ステージにはマーシャルアンプとエレキギターしか無い。
え?バンドじゃないと?
まさかジュリーの弾き語り?
それはそれで見てみたい気もするが…
期待と不安が入り混じる。

すると客電が消えジュリーとギタリストの柴山和彦登場。

何とエレキギターのみの演奏で、ジュリーはバンドの時のように激しいアクションで歌い始めた…が、しかし
まるで二日酔いの様に声がガラガラで全然出ていない。
おいおい…大丈夫か?
やはり10年前、還暦ライヴで京セラドームで体験した時とは天と地ほど違う。
しかし、そんな事は御構い無しに激しいステージングで声を絞り出す様にシャウトするジュリー。
広い会場にエレキギターの音とかすれ気味の歌のみが響き、ちょっと虚しくなった。

ところがだ。

二曲目がオレの大好きなバニティファクトリー!!
佐野元春作の隠れた名曲である!!
まさか聴けるとは思ってもみなかったのでテンション上がる。
そして、少しずつではあるが声に艶が出てきた。

そして勝手にしやがれ!ストリッパーとヒット曲が続き、この辺りがど真ん中の世代としては嫌が応にも盛り上がる。
驚くべき事に声はどんどん調子を上げ、歌詞も聴き取れる程に修正されていく。
こんな事が可能なのか…。

結構ヒット曲やるなあと思ってたら、中盤はファンのオレでも知らない曲のオンパレード。
しかしコレが良い曲ばかりなのである。
中でも辺野古移設で沖縄の憂いを歌う曲や、「法令 違反 偽装 隠蔽 薄ら笑い 」とこの国の官民を痛烈に批判した「根腐れpolitician」は痛快そのもの。

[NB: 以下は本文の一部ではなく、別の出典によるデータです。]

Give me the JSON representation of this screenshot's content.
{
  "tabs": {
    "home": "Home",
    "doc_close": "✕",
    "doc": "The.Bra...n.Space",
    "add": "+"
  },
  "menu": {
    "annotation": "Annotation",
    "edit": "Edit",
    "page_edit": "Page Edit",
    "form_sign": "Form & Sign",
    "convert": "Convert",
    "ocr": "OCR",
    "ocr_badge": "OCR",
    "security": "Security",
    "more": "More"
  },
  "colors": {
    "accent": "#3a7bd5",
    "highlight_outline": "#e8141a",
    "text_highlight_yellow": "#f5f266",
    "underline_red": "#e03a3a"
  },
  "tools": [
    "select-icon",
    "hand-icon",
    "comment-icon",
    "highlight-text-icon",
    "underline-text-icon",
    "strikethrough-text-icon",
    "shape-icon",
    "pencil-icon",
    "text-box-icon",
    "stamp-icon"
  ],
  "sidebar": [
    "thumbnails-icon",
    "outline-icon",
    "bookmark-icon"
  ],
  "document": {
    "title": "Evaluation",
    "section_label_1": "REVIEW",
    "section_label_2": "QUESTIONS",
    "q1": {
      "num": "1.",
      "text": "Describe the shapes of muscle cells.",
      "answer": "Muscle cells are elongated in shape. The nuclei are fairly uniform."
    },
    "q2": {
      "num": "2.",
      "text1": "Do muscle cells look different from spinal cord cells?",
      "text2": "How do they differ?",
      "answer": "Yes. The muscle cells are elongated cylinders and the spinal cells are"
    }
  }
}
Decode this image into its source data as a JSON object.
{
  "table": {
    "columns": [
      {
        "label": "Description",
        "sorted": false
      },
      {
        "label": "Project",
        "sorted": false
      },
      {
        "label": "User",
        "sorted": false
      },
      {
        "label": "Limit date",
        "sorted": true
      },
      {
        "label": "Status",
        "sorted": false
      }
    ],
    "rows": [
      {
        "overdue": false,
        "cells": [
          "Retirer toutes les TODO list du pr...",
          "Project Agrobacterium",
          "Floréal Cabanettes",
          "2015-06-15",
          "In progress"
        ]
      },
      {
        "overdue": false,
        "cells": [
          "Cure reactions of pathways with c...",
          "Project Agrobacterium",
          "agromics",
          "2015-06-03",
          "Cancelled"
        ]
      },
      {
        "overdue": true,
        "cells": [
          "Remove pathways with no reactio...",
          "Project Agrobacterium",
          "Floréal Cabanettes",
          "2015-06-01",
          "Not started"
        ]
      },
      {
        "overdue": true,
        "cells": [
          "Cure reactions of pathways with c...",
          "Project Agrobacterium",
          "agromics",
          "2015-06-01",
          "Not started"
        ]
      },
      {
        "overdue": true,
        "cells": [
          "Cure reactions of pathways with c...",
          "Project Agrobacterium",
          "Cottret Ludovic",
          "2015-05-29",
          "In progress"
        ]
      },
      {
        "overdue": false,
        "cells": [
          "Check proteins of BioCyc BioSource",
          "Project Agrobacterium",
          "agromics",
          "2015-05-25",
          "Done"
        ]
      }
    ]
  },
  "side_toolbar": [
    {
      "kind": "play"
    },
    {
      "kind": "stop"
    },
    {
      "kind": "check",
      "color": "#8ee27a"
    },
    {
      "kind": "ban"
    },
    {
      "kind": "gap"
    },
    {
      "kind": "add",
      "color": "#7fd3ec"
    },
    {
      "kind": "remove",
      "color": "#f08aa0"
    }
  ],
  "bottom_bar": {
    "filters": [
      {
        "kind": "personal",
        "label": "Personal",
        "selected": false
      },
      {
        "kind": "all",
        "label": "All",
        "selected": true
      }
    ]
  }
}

勿論ポリティカルな曲ばかりではなく、バラードを歌い上げるジュリーは圧巻でしかない。
声も殆ど気にならないくらい復活している…ってか、いつの間にか素晴らしい歌唱力と声に!
信じられない。

と同時にリズム隊がいない事も気にならなくなっている自分に気付く。

更に!

ここまで一時間半くらい経過しているが、MCは殆ど無く、次から次へとひたすらに歌を歌いまくり、広いステージを所狭しと走り回る。

この人本当に70過ぎてるの?
コレが沢田研二のロックシンガーとしての意地とプライドなんだろうなー。

アンコールでは着ぐるみを着て登場、MCも多めで緩い感じになったが、これも本人の中ではアンコールはファンサービスの時間と決めているのだろう。

あれだけのスーパースターが、色んな事情があるんだろう。必要最小限のメンバーとスタッフで、歌いたい歌を作り、躊躇なく歌う。
このエナジーは一体何処から来ているのか。

とにかく、何もかもが感動的だった。
流石に全盛期と比べたらクオリティが落ちてる事は否めないが、それでも今演れる事を全力を尽くして媚びずに演り、それでお客さんを楽しませる。
そしてそれが70過ぎてるとは思えない、信じられないレベルのロックコンサートなのだ。

こんなカッコイイ爺ちゃんが日本にもいるんだぜ。